◐ Shell
clean mode source ↗

Message 287865 - Python tracker

> # builtin min and max doesn't support FASTCALL
> (...): 1.16x slower (+16%)

Hum, the slowdown is not negligible, even if functools.reduce() is rarely used.

Do you think that it would be insane to have two code paths instead?

* New FASTCALL path if func suports FASTCALL calling _PyObject_FastCall()
* Current code path using cached args tuple otherwise

For example, you can use args==NULL marker for the FASTCALL path. Maybe we need a _PyObject_SupportFastCall() function which would return 1 for Python functions and C functions, except of C functions with METH_VARARGS flag set.

My expectation is a speedup for functions supporting FASTCALL, but *no slowdown* for functions not supporting FASTCALL.

--

property_descr_get() also caches args tuple.

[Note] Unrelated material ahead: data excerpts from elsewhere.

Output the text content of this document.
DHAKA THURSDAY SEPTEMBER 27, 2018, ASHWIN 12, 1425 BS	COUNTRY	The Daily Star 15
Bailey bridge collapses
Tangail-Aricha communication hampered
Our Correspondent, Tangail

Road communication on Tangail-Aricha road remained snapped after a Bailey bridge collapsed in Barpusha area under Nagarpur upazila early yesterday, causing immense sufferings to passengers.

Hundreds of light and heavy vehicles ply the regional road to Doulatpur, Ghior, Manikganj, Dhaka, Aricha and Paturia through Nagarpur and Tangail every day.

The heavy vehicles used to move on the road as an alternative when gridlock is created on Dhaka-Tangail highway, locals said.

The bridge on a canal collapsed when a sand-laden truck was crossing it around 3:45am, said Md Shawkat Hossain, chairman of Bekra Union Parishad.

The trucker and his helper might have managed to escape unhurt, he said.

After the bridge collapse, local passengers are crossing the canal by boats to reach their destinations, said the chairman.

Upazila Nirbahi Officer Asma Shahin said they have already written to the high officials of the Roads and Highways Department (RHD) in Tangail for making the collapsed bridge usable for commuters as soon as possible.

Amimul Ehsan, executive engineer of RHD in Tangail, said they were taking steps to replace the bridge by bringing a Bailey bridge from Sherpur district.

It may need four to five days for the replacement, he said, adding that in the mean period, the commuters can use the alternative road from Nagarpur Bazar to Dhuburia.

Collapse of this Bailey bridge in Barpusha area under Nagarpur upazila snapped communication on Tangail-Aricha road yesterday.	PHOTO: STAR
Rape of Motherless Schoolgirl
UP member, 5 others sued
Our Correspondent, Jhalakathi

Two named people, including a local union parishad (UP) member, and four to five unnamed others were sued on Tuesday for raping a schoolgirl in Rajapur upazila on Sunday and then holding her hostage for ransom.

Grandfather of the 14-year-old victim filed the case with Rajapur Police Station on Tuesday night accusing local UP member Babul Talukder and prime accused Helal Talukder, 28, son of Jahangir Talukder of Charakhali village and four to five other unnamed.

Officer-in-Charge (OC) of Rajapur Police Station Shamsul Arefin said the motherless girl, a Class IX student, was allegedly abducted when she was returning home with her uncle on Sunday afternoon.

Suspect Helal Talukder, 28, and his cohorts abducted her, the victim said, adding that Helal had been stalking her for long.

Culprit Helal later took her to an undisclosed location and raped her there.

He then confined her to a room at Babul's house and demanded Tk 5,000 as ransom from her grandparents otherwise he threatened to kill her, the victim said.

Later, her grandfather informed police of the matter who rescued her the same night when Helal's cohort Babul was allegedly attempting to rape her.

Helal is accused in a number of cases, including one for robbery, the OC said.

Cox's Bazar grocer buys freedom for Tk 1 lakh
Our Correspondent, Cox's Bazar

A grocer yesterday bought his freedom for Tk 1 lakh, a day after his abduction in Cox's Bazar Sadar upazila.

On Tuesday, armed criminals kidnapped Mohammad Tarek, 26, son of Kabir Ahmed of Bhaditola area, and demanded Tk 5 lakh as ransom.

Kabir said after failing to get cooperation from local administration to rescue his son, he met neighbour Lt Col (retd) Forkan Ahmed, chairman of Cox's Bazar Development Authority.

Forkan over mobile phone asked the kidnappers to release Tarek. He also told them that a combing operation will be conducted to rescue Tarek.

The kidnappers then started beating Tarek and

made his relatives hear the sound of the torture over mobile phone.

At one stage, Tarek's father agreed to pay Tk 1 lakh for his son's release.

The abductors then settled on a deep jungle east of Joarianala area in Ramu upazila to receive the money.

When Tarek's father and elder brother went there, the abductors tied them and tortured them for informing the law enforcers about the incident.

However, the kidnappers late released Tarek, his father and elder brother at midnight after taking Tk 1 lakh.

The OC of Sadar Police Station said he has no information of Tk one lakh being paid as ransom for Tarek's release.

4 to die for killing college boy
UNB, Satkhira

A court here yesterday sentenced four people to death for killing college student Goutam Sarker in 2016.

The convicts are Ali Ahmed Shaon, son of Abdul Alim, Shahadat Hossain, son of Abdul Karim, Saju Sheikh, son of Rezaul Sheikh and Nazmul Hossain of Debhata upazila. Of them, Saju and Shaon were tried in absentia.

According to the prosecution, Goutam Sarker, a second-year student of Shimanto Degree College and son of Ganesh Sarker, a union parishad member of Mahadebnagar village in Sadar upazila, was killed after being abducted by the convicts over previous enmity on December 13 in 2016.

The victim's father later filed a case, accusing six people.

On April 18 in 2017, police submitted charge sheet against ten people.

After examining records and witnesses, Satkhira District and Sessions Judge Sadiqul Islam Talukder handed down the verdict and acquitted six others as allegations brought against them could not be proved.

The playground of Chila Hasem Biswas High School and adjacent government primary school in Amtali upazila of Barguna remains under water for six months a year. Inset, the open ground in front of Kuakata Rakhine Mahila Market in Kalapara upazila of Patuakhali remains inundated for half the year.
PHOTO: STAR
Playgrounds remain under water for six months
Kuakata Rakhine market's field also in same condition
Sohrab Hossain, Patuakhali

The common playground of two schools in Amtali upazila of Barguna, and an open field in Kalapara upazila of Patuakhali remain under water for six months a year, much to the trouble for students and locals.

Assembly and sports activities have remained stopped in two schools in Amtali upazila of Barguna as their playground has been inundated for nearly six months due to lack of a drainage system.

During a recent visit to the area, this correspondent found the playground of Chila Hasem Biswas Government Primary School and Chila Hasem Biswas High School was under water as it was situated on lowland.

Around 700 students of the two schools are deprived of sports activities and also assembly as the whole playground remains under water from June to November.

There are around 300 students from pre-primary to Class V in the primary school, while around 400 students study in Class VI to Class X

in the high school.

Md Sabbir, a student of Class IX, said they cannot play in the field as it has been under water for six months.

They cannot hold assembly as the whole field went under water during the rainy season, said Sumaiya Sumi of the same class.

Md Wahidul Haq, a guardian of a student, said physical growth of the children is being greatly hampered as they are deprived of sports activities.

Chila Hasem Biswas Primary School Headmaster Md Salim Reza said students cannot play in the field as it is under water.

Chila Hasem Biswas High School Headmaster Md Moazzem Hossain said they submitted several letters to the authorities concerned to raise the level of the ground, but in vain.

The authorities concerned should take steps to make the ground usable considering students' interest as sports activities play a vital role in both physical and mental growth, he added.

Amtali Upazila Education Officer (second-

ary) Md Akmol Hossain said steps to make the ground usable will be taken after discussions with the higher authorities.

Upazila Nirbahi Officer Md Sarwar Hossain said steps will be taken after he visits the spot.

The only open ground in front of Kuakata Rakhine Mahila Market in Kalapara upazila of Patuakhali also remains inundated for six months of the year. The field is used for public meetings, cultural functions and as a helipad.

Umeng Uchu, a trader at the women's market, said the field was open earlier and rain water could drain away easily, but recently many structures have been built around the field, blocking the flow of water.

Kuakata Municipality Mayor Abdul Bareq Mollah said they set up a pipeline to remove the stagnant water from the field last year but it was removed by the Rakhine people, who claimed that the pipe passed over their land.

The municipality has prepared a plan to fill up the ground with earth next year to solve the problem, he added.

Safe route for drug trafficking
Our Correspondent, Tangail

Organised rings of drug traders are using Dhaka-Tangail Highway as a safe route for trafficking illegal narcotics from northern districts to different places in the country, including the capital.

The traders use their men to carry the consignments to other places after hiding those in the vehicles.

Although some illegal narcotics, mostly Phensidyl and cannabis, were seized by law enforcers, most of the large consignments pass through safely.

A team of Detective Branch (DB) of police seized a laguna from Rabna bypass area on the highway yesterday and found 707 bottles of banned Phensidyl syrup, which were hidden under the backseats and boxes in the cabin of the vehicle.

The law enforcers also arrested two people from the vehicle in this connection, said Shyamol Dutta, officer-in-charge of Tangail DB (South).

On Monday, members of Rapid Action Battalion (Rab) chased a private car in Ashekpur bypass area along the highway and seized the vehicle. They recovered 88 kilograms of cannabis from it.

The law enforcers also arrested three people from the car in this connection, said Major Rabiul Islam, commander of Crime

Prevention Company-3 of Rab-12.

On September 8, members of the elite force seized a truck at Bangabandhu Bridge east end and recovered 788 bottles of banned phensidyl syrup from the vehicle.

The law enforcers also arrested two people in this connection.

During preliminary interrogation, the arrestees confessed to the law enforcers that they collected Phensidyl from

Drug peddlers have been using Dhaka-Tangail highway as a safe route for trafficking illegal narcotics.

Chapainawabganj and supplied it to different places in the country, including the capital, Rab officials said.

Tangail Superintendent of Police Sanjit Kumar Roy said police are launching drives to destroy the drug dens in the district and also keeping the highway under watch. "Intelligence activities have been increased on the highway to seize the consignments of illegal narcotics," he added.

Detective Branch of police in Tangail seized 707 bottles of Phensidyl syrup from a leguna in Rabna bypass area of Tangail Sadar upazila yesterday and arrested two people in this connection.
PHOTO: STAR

I started my work on FASTCALL because this optimization caused bugs (but also because I wanted to make Python faster, but that's a different topic ;-)).

In the past, the _pickle module also used cached args tuple, but the cache was removed because it was vulnerable to race conditions.

For this issue, I suggest to leave functools.reduce() unchanged, but open a new issue to discuss what to do with code still using a cached args tuple.

My long term goal with FASTCALL was to remove completely cached tuple used to call functions. I wrote tp_fastcall for that, but tp_fastcall (issue #29259) was rejected. The rejected tp_fastcall blocked my long term plan, we have to find a different approach.

Maybe we should add support for FASTCALL for a little bit more functions, and later simply remove the optimization (hack, cached tuple)?